B. Probable actual innocence

Blue Thunder insists that the USPC unlawfully revoked his parole for criminal conduct of which he was never charged or convicted. The fact remains that the USPC did not convict him of any new criminal conduct. The USPC only found that, based on the evidence in the Hearing Record in 1998, Blue Thunder had violated the conditions of his parole, warranting its revocation. As Judge Forester explained, being found guilty of violating the conditions of one's parole does not equate to a criminal conviction. The standard of proof for a parole violation is proof by a preponderance of the evidence, while the standard of proof for a criminal conviction is proof beyond a reasonable doubt. One is apples; the other is oranges. Blue Thunder's argument is without merit.

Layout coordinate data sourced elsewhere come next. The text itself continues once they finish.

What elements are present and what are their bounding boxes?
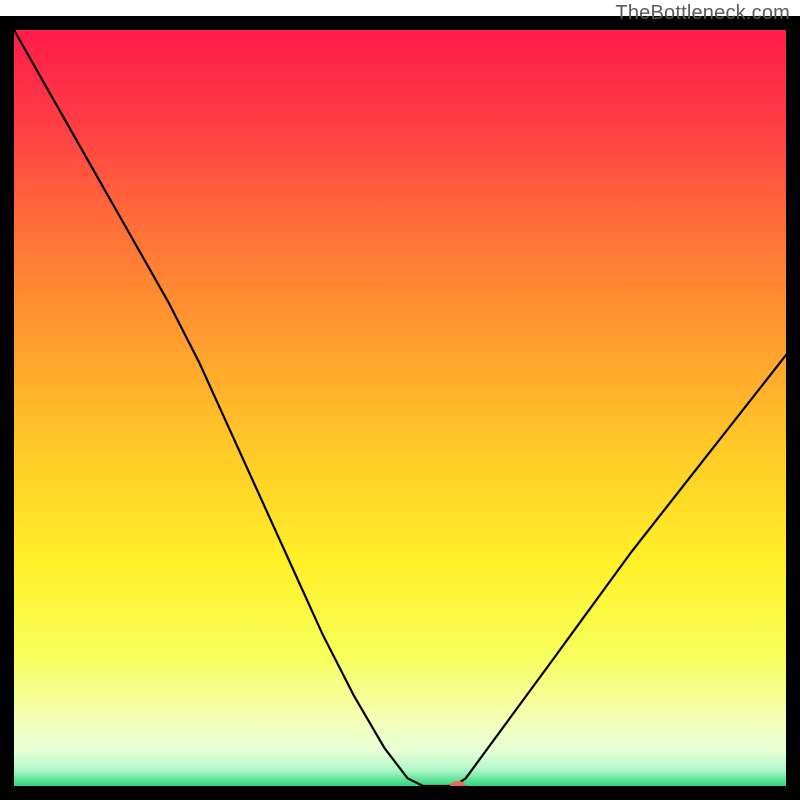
chart-svg [0, 0, 800, 800]
plot-background [7, 23, 793, 793]
watermark-text: TheBottleneck.com [615, 2, 790, 25]
bottleneck-chart: TheBottleneck.com [0, 0, 800, 800]
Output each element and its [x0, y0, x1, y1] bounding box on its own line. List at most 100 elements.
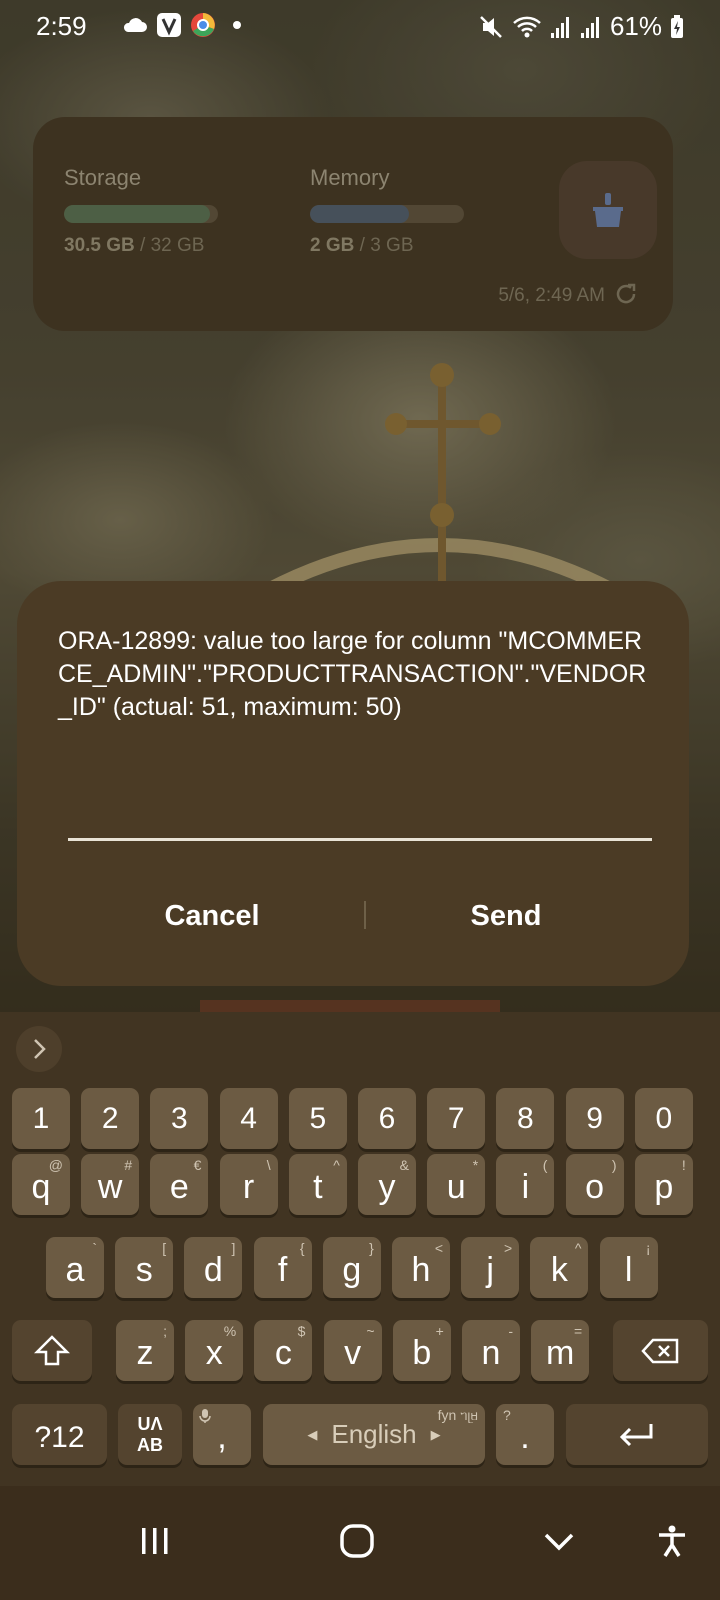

Nevertheless, one aspect of Blue Thunder's Rule 59(e) motion does have merit. Blue Thunder is correct that the certification in the Judgment that any appeal would not be taken in good faith under 28 U.S.C. § 1915(a)(3) was error. Since Blue Thunder paid the $5.00 filing fee and did not proceed in forma pauperis, he should be free to file an appeal. Therefore, that portion of the Judgment will be vacated, and an Amended Judgment will be entered in accordance with this Memorandum Order.

Accordingly, IT IS HEREBY ORDERED that:

1. Blue Thunder's "Motion To Alter Or Amend Judgment, " filed pursuant to Fed.R.Civ.P. 59(e), as supplemented [R. 25, 30] is GRANTED IN PART, to the extent necessary to correct the Judgment; otherwise, the Rule 59(e) motion, as supplemented, is DENIED.

2. Numerical paragraph 3 of the Judgment entered on November 18, 2013 [R. 24] is VACATED and SET ASIDE.

3. An Amended Judgment will be entered contemporaneously with this Memorandum Opinion and Order.